I am glad of the opportunity to raise this at such short notice. Recently, I met a family from Killarney, Steve O'Mahony, his wife, Teresa, and their daughter, Alexis. I want to raise an issue on their behalf. We discussed a cut that has been made to disability funding. This cut was not made by the HSE or the Department of Health. It is the removal of funding for ceiling track hoists from housing adaptation grants. Alexis is six years old next week. She has cerebral palsy, quadriplegia, subluxation of her right hip and a high risk of aspiration, that is food or drink going in to her lungs. Alexis is completely dependent for her daily care. She requires constant repositioning for washing and to prevent injury, and she needs two people to hoist her.
The Minister of State will be aware of housing adaptation grants. Kerry County Council has a budget of €3 million to spend on housing adaptation grants, which help our elderly and disabled family members, making life easier for them living in the community. Grants are available to make repairs or improvements to their homes. According to a letter received last month by Mr. Steve O'Mahony, in September 2020 the Department of Housing, Heritage and Local Government informed local authorities that ceiling hoists should not be included in the housing adaptation grant. Since then, most local authorities no longer provide funding for the provision of the hoist itself although they may fund the structural works, that is, to place hoist tracks in the ceilings. Mr. O'Mahony had raised this issue in July last year and he was told by the Department that departmental officials were engaging with the HSE. That was in July. Again, in September, following a question, he learned that officials were still engaging with the HSE.

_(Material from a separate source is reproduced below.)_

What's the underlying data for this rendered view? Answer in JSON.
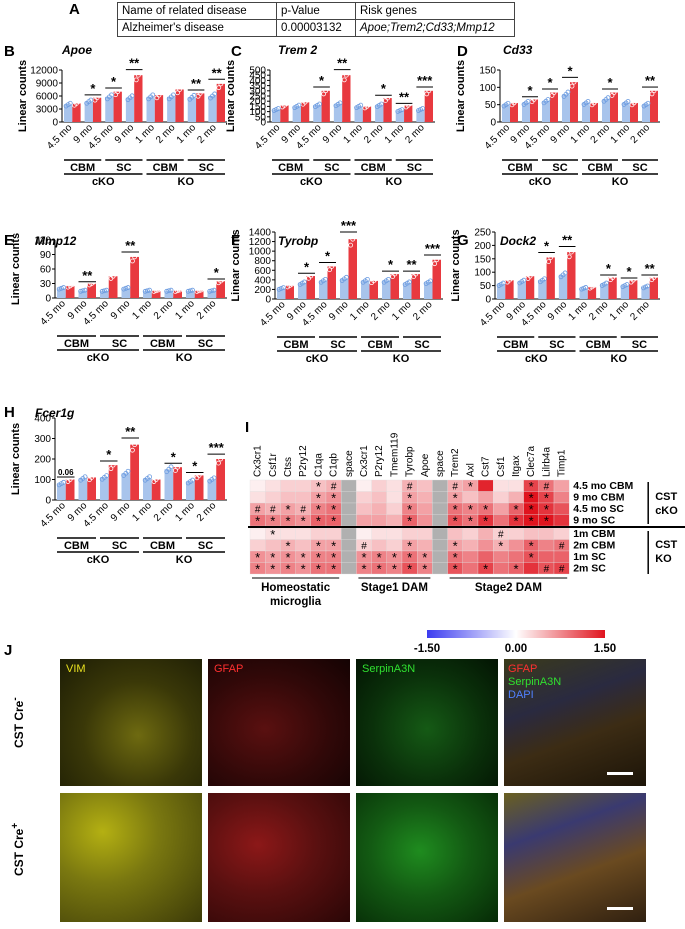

While these discussions take place, however, those with disabilities, their carers and their families are suffering. Steve, Teresa and Alexis have a quotation for €5,000 for the provision and supply of a ceiling track hoist. According to Alexis's occupational therapist, OT, a hoist will improve the efficiency of lifting, improve Alexis's quality of care, require fewer caregivers, decrease her care needs and reduce physical discomfort and injury to her five-year-old body parts. It facilitates more time to her parents to provide care for their child. Alexis has other equipment needs that occupy a lot of floor space and, as she grows, it is highly recommended, again by the occupational therapist, that a ceiling hoist will ensure comfortable mobility and a dignified experience for Alexis and her carers. It will give this family a break. This is essential for this family.
Families like the O'Mahonys are already struggling with the physical, mental and financial costs of care. There is, according to the OT, a risk of a high incidence of musculoskeletal injuries among caregivers. Teresa, Alexis's mother, already has back injuries as a result. Decisions like these, or the lack of a decision in this case, exacerbates and compounds their struggles. I am asking the Minister of State to make a decision that basic fairness to this family and fairness to people with disabilities demands. Their home is ready to go. Will the Minister of State reverse the decision, please, and allow funding for these essential works from housing grants?